A partir de entonces comenzó a subyacer, como una planta perniciosa, una nefasta noción que cundió entre muchos actores urbanos. La de que se valía hacer cualquier cosa con la ciudad. Tumbar calles completas, demoler patrimonio, ir emplagando de anuncios cuanta superficie fue posible, levantar mediocre y pésima “arquitectura”, instalar en tantos casos pseudo “arte urbano” o “monumental”, talar jardines y árboles y un largo etcétera. La erosión que todo esto significó en la identidad y el orgullo comunitarios ha sido gravísima.

Esta tan desventajosa situación hace, exactamente, más urgentes y vigentes las afirmaciones iniciales: empezando hoy, la ciudad debe recibir –y sus habitantes exigir- el trato más cuidadoso, respetuoso, puntual. Y, empezando hoy, cada inclusión de objetos o intervenciones en los espacios públicos debe pasar por los filtros más rigurosos en todos los órdenes.

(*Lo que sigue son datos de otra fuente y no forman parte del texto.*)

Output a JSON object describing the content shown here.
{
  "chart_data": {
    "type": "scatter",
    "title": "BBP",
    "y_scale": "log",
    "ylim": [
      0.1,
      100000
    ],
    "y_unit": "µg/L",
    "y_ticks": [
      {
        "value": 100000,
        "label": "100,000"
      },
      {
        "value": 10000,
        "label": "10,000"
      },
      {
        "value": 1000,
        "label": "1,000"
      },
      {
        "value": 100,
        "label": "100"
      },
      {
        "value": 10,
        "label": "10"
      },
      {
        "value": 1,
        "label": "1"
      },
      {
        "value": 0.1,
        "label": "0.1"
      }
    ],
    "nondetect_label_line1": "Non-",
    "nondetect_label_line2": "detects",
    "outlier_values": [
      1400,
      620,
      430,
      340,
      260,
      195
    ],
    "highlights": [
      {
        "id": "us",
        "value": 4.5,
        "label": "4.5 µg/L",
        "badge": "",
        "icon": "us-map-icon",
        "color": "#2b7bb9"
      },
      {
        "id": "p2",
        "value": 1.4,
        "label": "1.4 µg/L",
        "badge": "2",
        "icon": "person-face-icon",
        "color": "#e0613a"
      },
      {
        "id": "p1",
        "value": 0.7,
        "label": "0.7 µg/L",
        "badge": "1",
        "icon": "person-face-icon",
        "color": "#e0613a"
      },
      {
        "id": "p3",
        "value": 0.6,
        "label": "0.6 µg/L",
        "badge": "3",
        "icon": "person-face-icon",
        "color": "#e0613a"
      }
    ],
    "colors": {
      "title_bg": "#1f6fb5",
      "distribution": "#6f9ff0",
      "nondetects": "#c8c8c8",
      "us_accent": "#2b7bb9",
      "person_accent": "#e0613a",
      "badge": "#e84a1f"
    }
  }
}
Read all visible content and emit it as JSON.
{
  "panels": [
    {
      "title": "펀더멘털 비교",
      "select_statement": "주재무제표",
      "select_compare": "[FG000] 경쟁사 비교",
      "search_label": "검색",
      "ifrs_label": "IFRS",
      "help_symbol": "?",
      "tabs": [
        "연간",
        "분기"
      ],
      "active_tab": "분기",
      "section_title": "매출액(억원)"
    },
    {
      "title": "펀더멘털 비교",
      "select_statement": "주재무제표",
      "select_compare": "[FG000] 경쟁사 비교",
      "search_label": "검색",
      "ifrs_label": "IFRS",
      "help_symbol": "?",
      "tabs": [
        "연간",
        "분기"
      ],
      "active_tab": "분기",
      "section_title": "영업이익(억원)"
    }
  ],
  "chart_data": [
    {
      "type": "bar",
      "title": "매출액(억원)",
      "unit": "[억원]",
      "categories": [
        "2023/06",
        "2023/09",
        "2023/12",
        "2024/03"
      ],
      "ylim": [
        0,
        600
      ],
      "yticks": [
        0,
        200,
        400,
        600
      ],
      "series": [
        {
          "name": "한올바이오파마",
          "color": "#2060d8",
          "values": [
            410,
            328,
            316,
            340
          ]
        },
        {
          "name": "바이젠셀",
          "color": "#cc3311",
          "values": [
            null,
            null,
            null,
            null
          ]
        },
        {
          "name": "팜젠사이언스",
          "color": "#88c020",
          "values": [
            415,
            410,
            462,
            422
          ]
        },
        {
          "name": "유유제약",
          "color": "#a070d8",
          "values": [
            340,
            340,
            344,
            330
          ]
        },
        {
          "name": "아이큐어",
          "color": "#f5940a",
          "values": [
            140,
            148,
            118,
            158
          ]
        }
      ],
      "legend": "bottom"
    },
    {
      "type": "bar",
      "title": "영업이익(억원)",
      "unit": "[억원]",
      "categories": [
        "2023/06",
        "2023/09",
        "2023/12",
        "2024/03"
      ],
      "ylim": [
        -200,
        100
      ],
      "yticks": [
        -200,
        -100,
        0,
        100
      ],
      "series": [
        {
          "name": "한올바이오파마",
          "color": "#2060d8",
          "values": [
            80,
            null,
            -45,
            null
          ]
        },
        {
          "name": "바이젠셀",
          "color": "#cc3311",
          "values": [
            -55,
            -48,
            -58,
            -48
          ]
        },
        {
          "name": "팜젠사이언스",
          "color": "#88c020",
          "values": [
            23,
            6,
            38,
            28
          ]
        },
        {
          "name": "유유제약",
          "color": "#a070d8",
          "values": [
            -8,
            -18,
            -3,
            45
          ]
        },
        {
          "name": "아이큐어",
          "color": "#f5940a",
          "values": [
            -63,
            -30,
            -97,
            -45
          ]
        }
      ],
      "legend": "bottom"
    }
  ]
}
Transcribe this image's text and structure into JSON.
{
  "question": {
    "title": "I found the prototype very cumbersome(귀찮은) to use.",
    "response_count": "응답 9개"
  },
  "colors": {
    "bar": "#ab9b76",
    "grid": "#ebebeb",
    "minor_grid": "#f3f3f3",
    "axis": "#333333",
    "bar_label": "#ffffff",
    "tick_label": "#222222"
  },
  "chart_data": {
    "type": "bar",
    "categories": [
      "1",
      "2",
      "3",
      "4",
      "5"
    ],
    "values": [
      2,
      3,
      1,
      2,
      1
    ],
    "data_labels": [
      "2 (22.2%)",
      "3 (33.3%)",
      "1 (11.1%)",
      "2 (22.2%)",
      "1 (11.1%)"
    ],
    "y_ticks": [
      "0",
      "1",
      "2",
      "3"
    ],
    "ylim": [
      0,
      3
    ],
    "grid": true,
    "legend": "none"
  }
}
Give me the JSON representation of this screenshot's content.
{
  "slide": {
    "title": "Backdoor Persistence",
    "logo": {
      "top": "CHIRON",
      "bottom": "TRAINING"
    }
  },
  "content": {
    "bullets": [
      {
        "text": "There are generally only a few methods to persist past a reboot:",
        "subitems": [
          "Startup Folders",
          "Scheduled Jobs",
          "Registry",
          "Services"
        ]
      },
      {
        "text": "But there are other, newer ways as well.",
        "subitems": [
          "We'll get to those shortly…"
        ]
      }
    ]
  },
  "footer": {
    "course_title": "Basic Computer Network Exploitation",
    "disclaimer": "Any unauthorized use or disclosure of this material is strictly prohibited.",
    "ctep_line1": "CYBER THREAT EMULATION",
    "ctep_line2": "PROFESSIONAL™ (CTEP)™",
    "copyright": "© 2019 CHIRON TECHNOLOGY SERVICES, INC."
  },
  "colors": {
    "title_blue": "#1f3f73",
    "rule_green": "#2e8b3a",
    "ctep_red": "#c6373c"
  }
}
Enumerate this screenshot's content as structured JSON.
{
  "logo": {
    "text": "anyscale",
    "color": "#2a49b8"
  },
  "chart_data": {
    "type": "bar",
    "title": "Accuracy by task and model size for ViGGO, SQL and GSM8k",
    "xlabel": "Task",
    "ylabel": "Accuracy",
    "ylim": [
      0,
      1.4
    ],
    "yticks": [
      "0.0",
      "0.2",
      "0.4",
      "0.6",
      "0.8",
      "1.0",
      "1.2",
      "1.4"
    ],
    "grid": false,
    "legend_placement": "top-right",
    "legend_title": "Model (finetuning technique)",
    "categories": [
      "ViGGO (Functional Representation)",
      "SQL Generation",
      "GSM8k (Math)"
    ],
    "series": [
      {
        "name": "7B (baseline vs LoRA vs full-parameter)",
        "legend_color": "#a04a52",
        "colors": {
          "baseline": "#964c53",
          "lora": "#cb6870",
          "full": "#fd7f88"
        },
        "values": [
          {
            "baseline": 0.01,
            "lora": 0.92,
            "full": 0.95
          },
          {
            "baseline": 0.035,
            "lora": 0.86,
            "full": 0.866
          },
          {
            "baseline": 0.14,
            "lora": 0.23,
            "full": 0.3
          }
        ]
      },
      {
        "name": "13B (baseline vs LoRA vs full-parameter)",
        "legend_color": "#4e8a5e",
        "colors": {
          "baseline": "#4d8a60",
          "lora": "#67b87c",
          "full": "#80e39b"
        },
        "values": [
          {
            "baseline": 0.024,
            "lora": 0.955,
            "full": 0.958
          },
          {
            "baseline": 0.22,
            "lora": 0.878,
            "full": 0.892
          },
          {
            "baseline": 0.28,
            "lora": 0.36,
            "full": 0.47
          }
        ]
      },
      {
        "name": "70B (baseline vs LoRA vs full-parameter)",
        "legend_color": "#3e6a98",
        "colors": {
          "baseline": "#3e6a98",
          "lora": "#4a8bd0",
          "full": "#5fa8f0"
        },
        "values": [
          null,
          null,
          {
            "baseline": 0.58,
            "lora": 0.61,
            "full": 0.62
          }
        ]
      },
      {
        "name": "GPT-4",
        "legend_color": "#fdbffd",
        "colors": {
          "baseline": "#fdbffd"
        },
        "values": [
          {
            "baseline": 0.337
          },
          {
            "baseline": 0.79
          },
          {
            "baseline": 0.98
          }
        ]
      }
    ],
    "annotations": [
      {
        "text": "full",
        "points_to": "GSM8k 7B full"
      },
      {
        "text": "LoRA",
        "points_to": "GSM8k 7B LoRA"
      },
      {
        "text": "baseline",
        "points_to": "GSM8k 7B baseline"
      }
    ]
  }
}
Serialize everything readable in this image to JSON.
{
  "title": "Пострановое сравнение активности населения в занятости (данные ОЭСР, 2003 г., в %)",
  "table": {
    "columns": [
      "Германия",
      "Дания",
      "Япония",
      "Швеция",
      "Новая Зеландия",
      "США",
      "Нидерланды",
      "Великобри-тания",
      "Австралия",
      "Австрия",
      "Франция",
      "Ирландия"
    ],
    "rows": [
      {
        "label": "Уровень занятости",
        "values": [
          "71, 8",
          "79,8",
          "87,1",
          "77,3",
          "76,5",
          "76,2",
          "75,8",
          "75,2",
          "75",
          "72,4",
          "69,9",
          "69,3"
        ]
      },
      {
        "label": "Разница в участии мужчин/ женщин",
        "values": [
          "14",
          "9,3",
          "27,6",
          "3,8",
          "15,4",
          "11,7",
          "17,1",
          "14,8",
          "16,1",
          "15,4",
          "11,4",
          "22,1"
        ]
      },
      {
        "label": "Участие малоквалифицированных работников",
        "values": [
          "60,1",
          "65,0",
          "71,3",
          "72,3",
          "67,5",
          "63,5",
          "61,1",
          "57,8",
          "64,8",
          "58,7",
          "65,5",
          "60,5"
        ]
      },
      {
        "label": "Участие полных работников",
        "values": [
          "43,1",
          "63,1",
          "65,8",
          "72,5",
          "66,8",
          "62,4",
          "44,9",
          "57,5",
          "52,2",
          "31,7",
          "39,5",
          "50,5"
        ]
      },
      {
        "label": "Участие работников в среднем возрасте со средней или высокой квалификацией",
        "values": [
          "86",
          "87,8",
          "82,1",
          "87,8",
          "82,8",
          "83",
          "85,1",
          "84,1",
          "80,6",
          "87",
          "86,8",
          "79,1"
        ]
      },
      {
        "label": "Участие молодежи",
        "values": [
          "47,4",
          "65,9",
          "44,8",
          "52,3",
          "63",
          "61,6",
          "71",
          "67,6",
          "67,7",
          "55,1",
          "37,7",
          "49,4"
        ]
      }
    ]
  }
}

Corresponde a las autoridades asegurarse de ello, y a la ciudadanía vigilar por que así suceda. Y, por supuesto, hacer lo necesario para corregir tantos yerros del pasado. No es utopía: es necesidad.

Si, considerando estas premisas, se juzga deseable incorporar nuevas manifestaciones artísticas en los espacios públicos, será de esperarse que las intervenciones sean de la más alta (altísima) calidad, que sean juzgadas y en su caso aprobadas por un comité apropiado, y que tengan el efecto del verdadero arte urbano: actuar como un catalizador de los deseos comunitarios, como una invitación permanentemente a la belleza (en cualquiera de sus manifestaciones), como una provocación para encontrar un sentido más hondo en la vida de cada ciudadano y –lejos de ser “adornos”- como un elemento capaz de generar en su entorno espacios propicios para una mejor y más intensa vida comunitaria.